According to the government’s court filings, Hasbajrami sent over $1,000 to Pakistan to support his contact’s terrorist efforts. When asked to collect money from fellow Muslims for the terrorist cause, Hasbajrami reported that fundraising was difficult in New York because his fellow Muslims became apprehensive “when they hear it is for jihad.”
Hasbajrami’s failure to raise funds underscores what polling has long demonstrated: that Muslim Americans overwhelmingly reject violence.
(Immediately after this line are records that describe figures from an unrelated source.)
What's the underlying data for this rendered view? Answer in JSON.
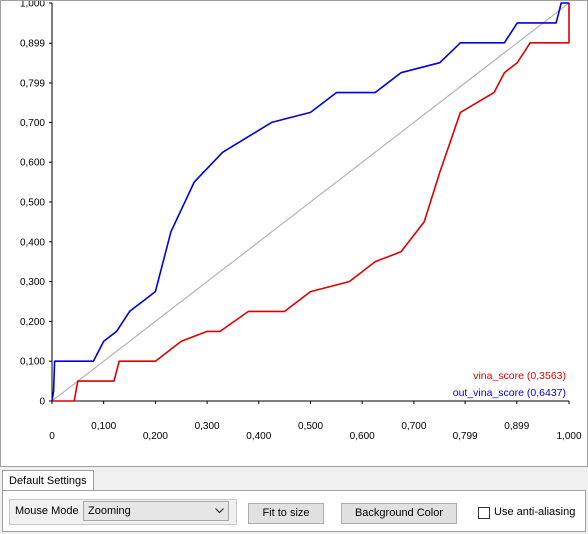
{
  "tabs": {
    "default_settings": "Default Settings"
  },
  "controls": {
    "mouse_mode_label": "Mouse Mode",
    "mouse_mode_value": "Zooming",
    "fit_to_size": "Fit to size",
    "background_color": "Background Color",
    "anti_aliasing_label": "Use anti-aliasing",
    "anti_aliasing_checked": false
  },
  "chart_data": {
    "type": "line",
    "title": "",
    "xlabel": "",
    "ylabel": "",
    "xlim": [
      0,
      1
    ],
    "ylim": [
      0,
      1
    ],
    "grid": false,
    "legend_placement": "bottom-right",
    "x_ticks": [
      "0",
      "0,100",
      "0,200",
      "0,300",
      "0,400",
      "0,500",
      "0,600",
      "0,700",
      "0,799",
      "0,899",
      "1,000"
    ],
    "x_tick_values": [
      0,
      0.1,
      0.2,
      0.3,
      0.4,
      0.5,
      0.6,
      0.7,
      0.799,
      0.899,
      1.0
    ],
    "y_ticks": [
      "0",
      "0,100",
      "0,200",
      "0,300",
      "0,400",
      "0,500",
      "0,600",
      "0,700",
      "0,799",
      "0,899",
      "1,000"
    ],
    "y_tick_values": [
      0,
      0.1,
      0.2,
      0.3,
      0.4,
      0.5,
      0.6,
      0.7,
      0.799,
      0.899,
      1.0
    ],
    "diagonal": {
      "color": "#b4b4b4"
    },
    "series": [
      {
        "name": "vina_score (0,3563)",
        "color": "#dd0000",
        "points": [
          [
            0,
            0
          ],
          [
            0.043,
            0
          ],
          [
            0.05,
            0.05
          ],
          [
            0.12,
            0.05
          ],
          [
            0.13,
            0.1
          ],
          [
            0.2,
            0.1
          ],
          [
            0.25,
            0.15
          ],
          [
            0.3,
            0.175
          ],
          [
            0.325,
            0.175
          ],
          [
            0.38,
            0.225
          ],
          [
            0.45,
            0.225
          ],
          [
            0.5,
            0.275
          ],
          [
            0.575,
            0.3
          ],
          [
            0.625,
            0.35
          ],
          [
            0.675,
            0.375
          ],
          [
            0.72,
            0.45
          ],
          [
            0.75,
            0.575
          ],
          [
            0.79,
            0.725
          ],
          [
            0.855,
            0.775
          ],
          [
            0.875,
            0.825
          ],
          [
            0.9,
            0.85
          ],
          [
            0.925,
            0.9
          ],
          [
            1.0,
            0.9
          ],
          [
            1.0,
            1.0
          ]
        ]
      },
      {
        "name": "out_vina_score (0,6437)",
        "color": "#0000dd",
        "points": [
          [
            0,
            0
          ],
          [
            0.003,
            0.025
          ],
          [
            0.005,
            0.1
          ],
          [
            0.08,
            0.1
          ],
          [
            0.1,
            0.15
          ],
          [
            0.125,
            0.175
          ],
          [
            0.15,
            0.225
          ],
          [
            0.2,
            0.275
          ],
          [
            0.23,
            0.425
          ],
          [
            0.275,
            0.55
          ],
          [
            0.33,
            0.625
          ],
          [
            0.425,
            0.7
          ],
          [
            0.5,
            0.725
          ],
          [
            0.55,
            0.775
          ],
          [
            0.625,
            0.775
          ],
          [
            0.675,
            0.825
          ],
          [
            0.75,
            0.85
          ],
          [
            0.79,
            0.9
          ],
          [
            0.875,
            0.9
          ],
          [
            0.9,
            0.95
          ],
          [
            0.975,
            0.95
          ],
          [
            0.98,
            0.975
          ],
          [
            0.985,
            1.0
          ],
          [
            1.0,
            1.0
          ]
        ]
      }
    ]
  }
}
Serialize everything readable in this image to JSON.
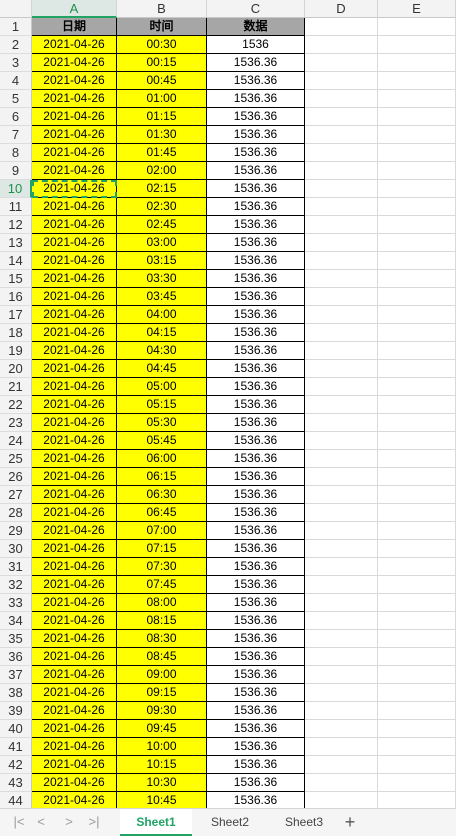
{
  "columns": [
    "A",
    "B",
    "C",
    "D",
    "E"
  ],
  "selected_column": "A",
  "selected_row": 10,
  "header_row": {
    "row": 1,
    "date": "日期",
    "time": "时间",
    "value": "数据"
  },
  "rows": [
    {
      "row": 2,
      "date": "2021-04-26",
      "time": "00:30",
      "value": "1536"
    },
    {
      "row": 3,
      "date": "2021-04-26",
      "time": "00:15",
      "value": "1536.36"
    },
    {
      "row": 4,
      "date": "2021-04-26",
      "time": "00:45",
      "value": "1536.36"
    },
    {
      "row": 5,
      "date": "2021-04-26",
      "time": "01:00",
      "value": "1536.36"
    },
    {
      "row": 6,
      "date": "2021-04-26",
      "time": "01:15",
      "value": "1536.36"
    },
    {
      "row": 7,
      "date": "2021-04-26",
      "time": "01:30",
      "value": "1536.36"
    },
    {
      "row": 8,
      "date": "2021-04-26",
      "time": "01:45",
      "value": "1536.36"
    },
    {
      "row": 9,
      "date": "2021-04-26",
      "time": "02:00",
      "value": "1536.36"
    },
    {
      "row": 10,
      "date": "2021-04-26",
      "time": "02:15",
      "value": "1536.36"
    },
    {
      "row": 11,
      "date": "2021-04-26",
      "time": "02:30",
      "value": "1536.36"
    },
    {
      "row": 12,
      "date": "2021-04-26",
      "time": "02:45",
      "value": "1536.36"
    },
    {
      "row": 13,
      "date": "2021-04-26",
      "time": "03:00",
      "value": "1536.36"
    },
    {
      "row": 14,
      "date": "2021-04-26",
      "time": "03:15",
      "value": "1536.36"
    },
    {
      "row": 15,
      "date": "2021-04-26",
      "time": "03:30",
      "value": "1536.36"
    },
    {
      "row": 16,
      "date": "2021-04-26",
      "time": "03:45",
      "value": "1536.36"
    },
    {
      "row": 17,
      "date": "2021-04-26",
      "time": "04:00",
      "value": "1536.36"
    },
    {
      "row": 18,
      "date": "2021-04-26",
      "time": "04:15",
      "value": "1536.36"
    },
    {
      "row": 19,
      "date": "2021-04-26",
      "time": "04:30",
      "value": "1536.36"
    },
    {
      "row": 20,
      "date": "2021-04-26",
      "time": "04:45",
      "value": "1536.36"
    },
    {
      "row": 21,
      "date": "2021-04-26",
      "time": "05:00",
      "value": "1536.36"
    },
    {
      "row": 22,
      "date": "2021-04-26",
      "time": "05:15",
      "value": "1536.36"
    },
    {
      "row": 23,
      "date": "2021-04-26",
      "time": "05:30",
      "value": "1536.36"
    },
    {
      "row": 24,
      "date": "2021-04-26",
      "time": "05:45",
      "value": "1536.36"
    },
    {
      "row": 25,
      "date": "2021-04-26",
      "time": "06:00",
      "value": "1536.36"
    },
    {
      "row": 26,
      "date": "2021-04-26",
      "time": "06:15",
      "value": "1536.36"
    },
    {
      "row": 27,
      "date": "2021-04-26",
      "time": "06:30",
      "value": "1536.36"
    },
    {
      "row": 28,
      "date": "2021-04-26",
      "time": "06:45",
      "value": "1536.36"
    },
    {
      "row": 29,
      "date": "2021-04-26",
      "time": "07:00",
      "value": "1536.36"
    },
    {
      "row": 30,
      "date": "2021-04-26",
      "time": "07:15",
      "value": "1536.36"
    },
    {
      "row": 31,
      "date": "2021-04-26",
      "time": "07:30",
      "value": "1536.36"
    },
    {
      "row": 32,
      "date": "2021-04-26",
      "time": "07:45",
      "value": "1536.36"
    },
    {
      "row": 33,
      "date": "2021-04-26",
      "time": "08:00",
      "value": "1536.36"
    },
    {
      "row": 34,
      "date": "2021-04-26",
      "time": "08:15",
      "value": "1536.36"
    },
    {
      "row": 35,
      "date": "2021-04-26",
      "time": "08:30",
      "value": "1536.36"
    },
    {
      "row": 36,
      "date": "2021-04-26",
      "time": "08:45",
      "value": "1536.36"
    },
    {
      "row": 37,
      "date": "2021-04-26",
      "time": "09:00",
      "value": "1536.36"
    },
    {
      "row": 38,
      "date": "2021-04-26",
      "time": "09:15",
      "value": "1536.36"
    },
    {
      "row": 39,
      "date": "2021-04-26",
      "time": "09:30",
      "value": "1536.36"
    },
    {
      "row": 40,
      "date": "2021-04-26",
      "time": "09:45",
      "value": "1536.36"
    },
    {
      "row": 41,
      "date": "2021-04-26",
      "time": "10:00",
      "value": "1536.36"
    },
    {
      "row": 42,
      "date": "2021-04-26",
      "time": "10:15",
      "value": "1536.36"
    },
    {
      "row": 43,
      "date": "2021-04-26",
      "time": "10:30",
      "value": "1536.36"
    },
    {
      "row": 44,
      "date": "2021-04-26",
      "time": "10:45",
      "value": "1536.36"
    }
  ],
  "sheet_tabs": [
    {
      "label": "Sheet1",
      "active": true
    },
    {
      "label": "Sheet2",
      "active": false
    },
    {
      "label": "Sheet3",
      "active": false
    }
  ],
  "add_sheet_label": "+",
  "nav_icons": [
    "first-sheet-icon",
    "prev-sheet-icon",
    "next-sheet-icon",
    "last-sheet-icon"
  ],
  "colors": {
    "highlight_fill": "#ffff00",
    "header_fill": "#a6a6a6",
    "selection_accent": "#21a366"
  }
}
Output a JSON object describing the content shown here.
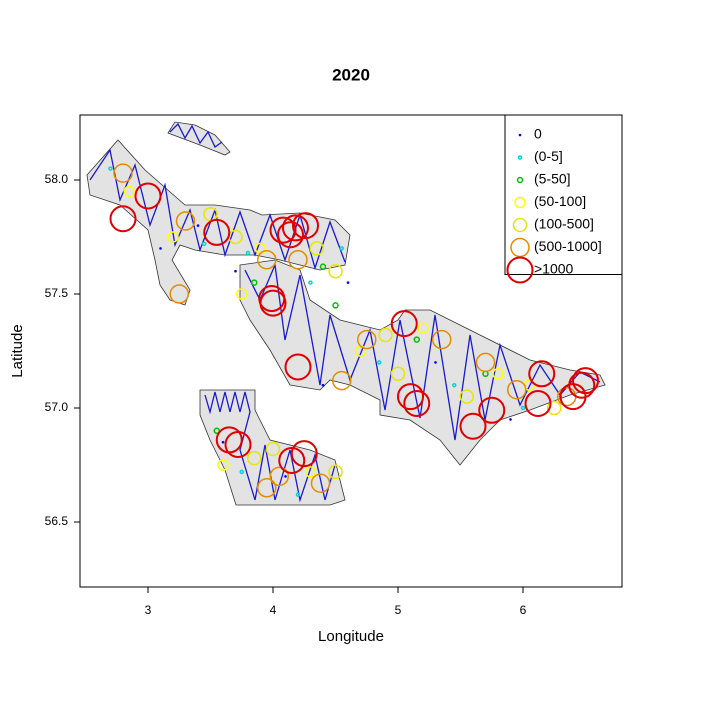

Despite this evidence, Islamophobic terrorism “experts” — such as those profiled in CAP’s report “Fear, Inc.: The Roots of the Islamophobia Network In America” — and politicians like Rep. Peter King (R-NY) tend to view the presence of Islam, writ large, as a terrorism problem in the U.S. The Islamophobic “experts” fail to distinguish between radical Islamic extremists and the broader Muslim population, and King’s hearings on domestic radicalization focused only on Islamic extremists.
The reality is that ordinary American Muslims have been helpful in the U.S. effort to combat terror at home. Sociologist Charles Kurzman, who talked to ThinkProgress last week, found so far in a study that about one third of the tips that led to foiled terror plots came from the Muslim American community itself. Kurzman noted that the threat from Muslim terrorism was actually quite small compared with other threats to public safety.